Goals of this preliminary study are to better understand (1) earthquake performance of wood-frame shear walls carrying gravity loads, compared with walls without gravity load, and (2) performance of walls subjected to a sequence of earthquake motions, compared with walls subjected to a single earthquake. Tests with simulated earthquake ground motions were conducted on 2,440 by 2,440-mm (8 by 8-ft) walls with 38 by 89-mm (nominal 2 by 4) Douglas-fir studs at 610 mm (24 in.) on center.
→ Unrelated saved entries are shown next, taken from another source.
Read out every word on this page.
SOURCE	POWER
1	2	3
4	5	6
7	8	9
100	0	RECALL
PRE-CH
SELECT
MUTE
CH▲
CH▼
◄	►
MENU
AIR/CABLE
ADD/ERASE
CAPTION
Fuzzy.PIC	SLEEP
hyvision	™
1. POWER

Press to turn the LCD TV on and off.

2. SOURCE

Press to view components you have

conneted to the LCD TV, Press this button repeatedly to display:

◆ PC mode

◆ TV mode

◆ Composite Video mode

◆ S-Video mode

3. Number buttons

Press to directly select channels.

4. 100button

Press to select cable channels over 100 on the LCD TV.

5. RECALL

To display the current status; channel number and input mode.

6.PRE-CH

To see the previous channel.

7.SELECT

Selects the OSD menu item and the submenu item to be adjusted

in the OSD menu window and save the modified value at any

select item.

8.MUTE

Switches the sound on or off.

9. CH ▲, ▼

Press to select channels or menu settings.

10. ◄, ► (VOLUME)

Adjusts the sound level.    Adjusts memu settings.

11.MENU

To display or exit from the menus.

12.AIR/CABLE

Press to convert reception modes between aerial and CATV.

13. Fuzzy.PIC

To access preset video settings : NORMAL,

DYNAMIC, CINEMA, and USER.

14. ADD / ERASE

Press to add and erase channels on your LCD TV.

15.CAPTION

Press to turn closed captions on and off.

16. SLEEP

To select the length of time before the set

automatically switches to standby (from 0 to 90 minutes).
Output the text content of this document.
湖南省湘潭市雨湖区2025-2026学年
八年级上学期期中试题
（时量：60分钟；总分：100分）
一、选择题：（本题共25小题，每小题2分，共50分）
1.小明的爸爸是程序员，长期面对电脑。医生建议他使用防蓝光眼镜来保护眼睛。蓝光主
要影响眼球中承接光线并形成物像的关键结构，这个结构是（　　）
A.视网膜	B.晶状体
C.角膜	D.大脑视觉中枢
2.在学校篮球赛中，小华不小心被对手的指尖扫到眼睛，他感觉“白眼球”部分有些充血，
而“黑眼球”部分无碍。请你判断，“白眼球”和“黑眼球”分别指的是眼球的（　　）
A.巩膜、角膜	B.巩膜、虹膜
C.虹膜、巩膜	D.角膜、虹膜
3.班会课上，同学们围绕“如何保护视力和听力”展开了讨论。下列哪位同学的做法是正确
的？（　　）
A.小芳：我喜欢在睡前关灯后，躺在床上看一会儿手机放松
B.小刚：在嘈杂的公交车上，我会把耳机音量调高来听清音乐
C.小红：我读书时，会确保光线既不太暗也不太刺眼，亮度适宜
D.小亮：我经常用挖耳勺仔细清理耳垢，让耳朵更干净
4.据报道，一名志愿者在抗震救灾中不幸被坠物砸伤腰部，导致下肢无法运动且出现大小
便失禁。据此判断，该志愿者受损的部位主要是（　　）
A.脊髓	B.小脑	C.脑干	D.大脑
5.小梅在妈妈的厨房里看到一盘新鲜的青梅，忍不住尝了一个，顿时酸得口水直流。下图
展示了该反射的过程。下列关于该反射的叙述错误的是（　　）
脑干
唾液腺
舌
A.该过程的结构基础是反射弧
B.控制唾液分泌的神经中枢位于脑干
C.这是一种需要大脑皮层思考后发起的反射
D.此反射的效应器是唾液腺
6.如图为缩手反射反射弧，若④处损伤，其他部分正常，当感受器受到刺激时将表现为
Two oriented strand board (OSB) panels were installed and fastened vertically to the frame, and two gypsum wallboard panels were installed opposite the OSB. Partially anchored (PA) walls had two anchor bolts on the sill plate. In addition to the anchor bolts, fully anchored (FA) walls included hold-downs installed at the end studs. Ground motions were scaled to the 10 percent in 50 years probability of exceedance design level for Seattle, Washington, the traditional level associated with life safety performance. For PA walls with dead load, failure modes were consistent with tests without dead load; however, additional fastener damage, common to FA walls, resulted from the additional resistance to overturning. PA walls realized a greater improvement in performance from dead load application compared with FA walls; performance appears to approach that of FA walls when dead load is applied. FA and PA walls subjected to a sequence of earthquake motions showed wall performance about the same as that of walls subjected to a single scaled earthquake motion.